Love cares more for others than for self.
Love doesn't want what it doesn't have.
Love doesn't strut,
Doesn't have a swelled head,
Doesn't force itself on others,
Isn't always "me first,"
Doesn't fly off the handle,
Doesn't keep score of the sins of others,
Doesn't revel when others grovel,
Takes pleasure in the flowering of truth,
Puts up with anything,
Trusts God always,
Always looks for the best,
Never looks back,
But keeps going to the end.
Love never dies. Inspired speech will be over some day; praying in tongues will end; understanding will reach its limit. We know only a portion of the truth, and what we say about God is always incomplete. But when the Complete arrives, our incompletes will be canceled...
We don't yet see things clearly. We're squinting in a fog, peering through a mist. But it won't be long before the weather clears and the sun shines bright! We'll see it all then, see it all as clearly as God sees us, knowing him directly just as he knows us!

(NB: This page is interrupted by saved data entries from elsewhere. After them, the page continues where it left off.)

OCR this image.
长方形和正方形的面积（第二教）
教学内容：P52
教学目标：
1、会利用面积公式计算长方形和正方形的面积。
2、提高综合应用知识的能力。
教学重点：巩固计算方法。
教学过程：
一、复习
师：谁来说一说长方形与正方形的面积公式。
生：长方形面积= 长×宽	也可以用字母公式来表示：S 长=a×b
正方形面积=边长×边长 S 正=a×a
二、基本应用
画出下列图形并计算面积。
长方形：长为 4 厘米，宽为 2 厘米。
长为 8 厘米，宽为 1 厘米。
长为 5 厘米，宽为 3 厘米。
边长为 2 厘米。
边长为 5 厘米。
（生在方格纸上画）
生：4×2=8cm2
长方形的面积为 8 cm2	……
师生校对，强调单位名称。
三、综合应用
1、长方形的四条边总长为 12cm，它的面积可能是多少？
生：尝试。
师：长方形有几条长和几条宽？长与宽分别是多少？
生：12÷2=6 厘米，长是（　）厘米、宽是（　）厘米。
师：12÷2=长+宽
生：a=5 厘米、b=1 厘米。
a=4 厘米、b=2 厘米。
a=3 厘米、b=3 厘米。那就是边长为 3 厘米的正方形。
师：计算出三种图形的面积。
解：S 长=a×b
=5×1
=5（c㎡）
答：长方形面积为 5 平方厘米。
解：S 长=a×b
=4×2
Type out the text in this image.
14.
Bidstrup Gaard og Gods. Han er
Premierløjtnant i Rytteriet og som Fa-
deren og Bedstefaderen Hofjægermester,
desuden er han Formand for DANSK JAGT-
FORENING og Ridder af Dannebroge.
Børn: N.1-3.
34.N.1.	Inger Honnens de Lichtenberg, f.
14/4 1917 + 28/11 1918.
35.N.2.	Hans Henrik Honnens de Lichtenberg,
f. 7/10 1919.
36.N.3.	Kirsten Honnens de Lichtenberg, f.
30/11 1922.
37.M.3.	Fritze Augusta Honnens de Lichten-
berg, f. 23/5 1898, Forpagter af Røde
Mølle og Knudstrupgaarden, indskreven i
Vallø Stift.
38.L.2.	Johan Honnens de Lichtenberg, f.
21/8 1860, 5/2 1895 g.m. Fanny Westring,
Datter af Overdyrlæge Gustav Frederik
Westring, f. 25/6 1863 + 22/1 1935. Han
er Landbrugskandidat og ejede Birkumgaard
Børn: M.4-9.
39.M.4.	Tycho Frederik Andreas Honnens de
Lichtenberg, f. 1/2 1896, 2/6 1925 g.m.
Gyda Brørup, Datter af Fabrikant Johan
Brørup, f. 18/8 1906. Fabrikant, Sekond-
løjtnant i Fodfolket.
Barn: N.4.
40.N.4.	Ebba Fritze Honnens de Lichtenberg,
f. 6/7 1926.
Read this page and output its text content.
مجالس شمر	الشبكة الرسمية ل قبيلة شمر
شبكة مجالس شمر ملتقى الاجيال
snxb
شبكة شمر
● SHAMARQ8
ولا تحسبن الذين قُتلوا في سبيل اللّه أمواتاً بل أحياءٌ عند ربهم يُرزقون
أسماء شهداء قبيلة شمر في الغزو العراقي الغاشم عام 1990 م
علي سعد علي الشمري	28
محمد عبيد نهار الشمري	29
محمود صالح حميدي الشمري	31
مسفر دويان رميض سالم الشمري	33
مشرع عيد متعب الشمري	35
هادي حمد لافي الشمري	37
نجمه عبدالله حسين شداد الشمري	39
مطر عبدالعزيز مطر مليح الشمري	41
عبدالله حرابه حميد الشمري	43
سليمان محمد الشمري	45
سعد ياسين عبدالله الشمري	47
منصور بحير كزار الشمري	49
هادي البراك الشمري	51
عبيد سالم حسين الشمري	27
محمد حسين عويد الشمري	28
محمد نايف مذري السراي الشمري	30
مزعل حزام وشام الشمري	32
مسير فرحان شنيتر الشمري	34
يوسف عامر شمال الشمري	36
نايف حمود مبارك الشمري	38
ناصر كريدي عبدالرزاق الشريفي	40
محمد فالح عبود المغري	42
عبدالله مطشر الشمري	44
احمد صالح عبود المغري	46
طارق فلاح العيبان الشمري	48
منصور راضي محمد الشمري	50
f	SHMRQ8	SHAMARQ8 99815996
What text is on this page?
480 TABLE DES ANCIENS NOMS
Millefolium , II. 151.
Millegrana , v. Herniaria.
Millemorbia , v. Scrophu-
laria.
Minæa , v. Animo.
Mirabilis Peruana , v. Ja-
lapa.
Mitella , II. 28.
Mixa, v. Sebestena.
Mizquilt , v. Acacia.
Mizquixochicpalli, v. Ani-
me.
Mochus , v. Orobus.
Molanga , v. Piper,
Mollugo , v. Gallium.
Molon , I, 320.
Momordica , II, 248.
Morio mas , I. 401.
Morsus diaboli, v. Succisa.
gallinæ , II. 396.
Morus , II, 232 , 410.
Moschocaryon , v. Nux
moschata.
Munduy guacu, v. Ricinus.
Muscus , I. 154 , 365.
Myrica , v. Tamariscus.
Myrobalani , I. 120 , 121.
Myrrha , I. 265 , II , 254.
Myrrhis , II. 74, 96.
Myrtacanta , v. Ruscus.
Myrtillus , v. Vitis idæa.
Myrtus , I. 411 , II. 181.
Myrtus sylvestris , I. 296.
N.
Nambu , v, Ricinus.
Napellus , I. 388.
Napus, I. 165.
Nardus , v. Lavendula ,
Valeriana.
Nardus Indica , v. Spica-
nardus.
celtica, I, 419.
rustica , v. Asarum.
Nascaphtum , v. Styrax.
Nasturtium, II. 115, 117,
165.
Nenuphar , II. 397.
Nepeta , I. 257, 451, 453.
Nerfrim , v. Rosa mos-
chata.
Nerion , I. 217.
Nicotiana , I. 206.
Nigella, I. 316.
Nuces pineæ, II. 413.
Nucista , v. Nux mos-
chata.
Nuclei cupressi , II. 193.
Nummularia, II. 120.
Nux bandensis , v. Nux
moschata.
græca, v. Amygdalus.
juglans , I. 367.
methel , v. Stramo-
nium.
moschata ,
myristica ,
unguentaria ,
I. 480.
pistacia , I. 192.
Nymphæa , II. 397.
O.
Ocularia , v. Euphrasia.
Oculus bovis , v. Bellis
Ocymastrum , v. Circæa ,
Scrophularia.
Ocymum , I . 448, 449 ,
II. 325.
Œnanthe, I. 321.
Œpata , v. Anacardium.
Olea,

But for right now, until that completeness, we have three things to do to lead us toward that consummation: Trust steadily in God, hope unswervingly, love extravagantly. And the best of the three is love."
-1 Corinthians 13, The Message
I'm learning these days what it means to love. I don't think I ever love like this, not really. I usually remember how I've been wronged, I definetly get angry and don't put up with anything that upsets me, I have trouble trusting God. I want to learn to love in a way that cares more for others than for myself. I want to be able to put aside my pride and just love. Everyone. Why is that so hard to do?
This picture was taken a couple years ago at the "Emma Rhen" park at my home church. Emma was 2 years old when she died, but boy, did she know how to love. This little girl used to throw her arms around my neck with the sweeteset hugs you've ever felt that said "I love you and I trust you." I want to love like a child does, with reckless abandon, not fearing rejection or hurt, just loving no matter what.
Emma was the reason I became a nurse. She inspired me to care for people in some of their most vulnerable moments, to love people through the good and the bad. I'm blessed that my job almost always ends with the good, with new life coming into the world, but not always. I also get to love people in some of the most desperate and painful times.
Although lately I've been unable to pick up my camera to capture the life around me, I'm working on a project at work that will allow me to photograph the sorrow of loss, giving validation to families that yes, their baby did exsist, to send them home with the only physical evidence of a life that never fully came into existance. I get a chance to practice love in the most raw and emotional of settings, in a place where my comfort will be the last thing on my list of needs.
1 comment:
One, I didn't know that you became a nurse bc of Emma? How awesome!
Two, I have always wanted to do the hospital/baby photography that you are going to do. Please tell me how it goes!